BCMA-targeted CT103A (IASO Biotechnology; Pleasanton, CA) was evaluated in 5 individuals with progressive MS. All individuals demonstrated improvement in Expanded Disability Status Scale, 9-hole peg test, and timed 25-foot walk scores. No individual had a new lesion on follow-up MRI, and 2 individuals experienced a decrease in lesion volume.⁴ According to CSF analysis, there was a reduction of oligoclonal bands, and CAR T-cell expansion was detected. In addition, preliminary data suggest that BCMA-directed CAR T-cells attenuate microglial activation on translocator protein–positron emission tomography imaging.⁴ These findings highlight some of the ways in which CAR T-cells may target the underlying pathophysiology of progressive MS.

To date, safety findings of CAR T-cells in individuals with MS appear favorable relative to the use of CAR T-cell therapy for oncology indications, with mostly grade 1 or 2 cytokine release syndrome, rare immune effector cell–associated neurotoxicity syndrome, and no reports of severe neurotoxicity.^4,15 In 1 study, retention of immunoglobulin G protection to pneumococcus, tetanus, diphtheria, and Epstein-Barr virus was observed at 6 months after treatment.¹⁵ Collectively, these early signals suggest that CAR T-cell therapies are feasible in MS, may offer clinical benefit even in progressive disease, and are driving renewed interest in precision depletion of B-lineage and antibody-producing cells.

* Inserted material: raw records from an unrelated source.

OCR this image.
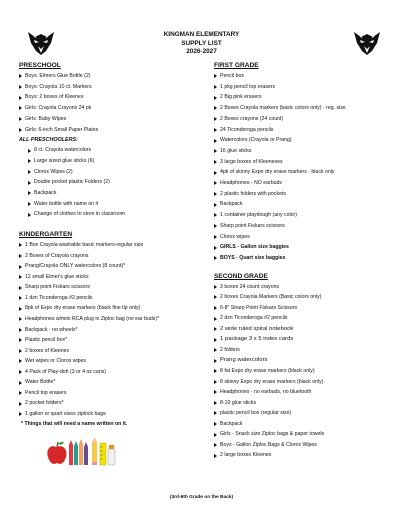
KINGMAN ELEMENTARY
SUPPLY LIST
2026-2027
PRESCHOOL
Boys: Elmers Glue Bottle (2)
Boys: Crayola 10 ct. Markers
Boys: 2 boxes of Kleenex
Girls: Crayola Crayons 24 pk
Girls: Baby Wipes
Girls: 6-inch Small Paper Plates
ALL PRESCHOOLERS:
8 ct. Crayola watercolors
Large sized glue sticks (6)
Clorox Wipes (2)
Double pocket plastic Folders (2)
Backpack
Water bottle with name on it
Change of clothes to store in classroom
KINDERGARTEN
1 Box Crayola washable basic markers-regular size
2 Boxes of Crayola crayons
Prang/Crayola ONLY watercolors (8 count)*
12 small Elmer's glue sticks
Sharp point Fiskars scissors
1 dzn Ticonderoga #2 pencils
8pk of Expo dry erase markers (black fine tip only)
Headphones w/mini RCA plug in Ziploc bag (no ear buds)*
Backpack - no wheels*
Plastic pencil box*
2 boxes of Kleenex
Wet wipes or Clorox wipes
4 Pack of Play-doh (3 or 4 oz cans)
Water Bottle*
Pencil top erasers
2 pocket folders*
1 gallon or quart sizes ziplock bags
* Things that will need a name written on it.
FIRST GRADE
Pencil box
1 pkg pencil top erasers
2 Big pink erasers
2 Boxes Crayola markers (basic colors only) - reg. size
2 Boxes crayons (24 count)
24 Ticonderoga pencils
Watercolors (Crayola or Prang)
16 glue sticks
3 large boxes of Kleenexes
4pk of skinny Expo dry erase markers - black only
Headphones - NO earbuds
2 plastic folders with pockets
Backpack
1 container playdough (any color)
Sharp point Fiskars scissors
Clorox wipes
GIRLS - Gallon size baggies
BOYS - Quart size baggies
SECOND GRADE
3 boxes 24 count crayons
2 boxes Crayola Markers (Basic colors only)
6-8" Sharp Point Fiskars Scissors
2 dzn Ticonderoga #2 pencils
2 wide ruled spiral notebook
1 package 3 x 5 index cards
2 folders
Prang watercolors
8 fat Expo dry erase markers (black only)
8 skinny Expo dry erase markers (black only)
Headphones - no earbuds, no bluetooth
8-10 glue sticks
plastic pencil box (regular size)
Backpack
Girls - Snack size Ziploc bags & paper towels
Boys - Gallon Ziploc Bags & Clorox Wipes
2 large boxes Kleenex
(3rd-6th Grade on the Back)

Key caveats remain regarding the use of CAR T-cells in individuals with MS, who may represent a more vulnerable neurologic substrate and may be more susceptible to medication side effects and neurotoxicity. In addition, the potential impact of CAR T-cell conditioning regimens on fertility remains an important consideration.

Larger controlled studies are needed to confirm these preliminary results and determine durability, long-term safety, and comparative efficacy. In addition, the optimal antigenic target for CAR T-cells in MS is unknown. Because progressive MS pathology reflects a complex interplay among CD19+ B-cells, autoreactive T-cells, microglia, and tertiary lymphoid structures, multitarget CARs may be necessary.

Conclusions

Much progress has been made in the treatment of RRMS; however, an unmet need remains for therapies targeting progressive MS. Current DMTs have had limited effect on progressive MS, likely because of their inability to cross the blood–brain barrier and target the compartmentalized neuroinflammation seen in progressive MS. CAR T-cells have shown promise in penetrating the CNS, thereby targeting the B and T cells driving compartmentalized inflammation. CAR T-cell therapy for MS has been evaluated in a small number of individuals, with preliminary successful results and overall reassuring safety data. Despite promising early results, additional data are needed on optimal patient selection, timing of treatment, durability of response, and optimal antigen target, as well as comparative trials with existing DMTs. Manufacturing costs and practical issues, such as cell manufacturing and the need for specialized centers to manage toxicities, are potential barriers to more widespread implementation.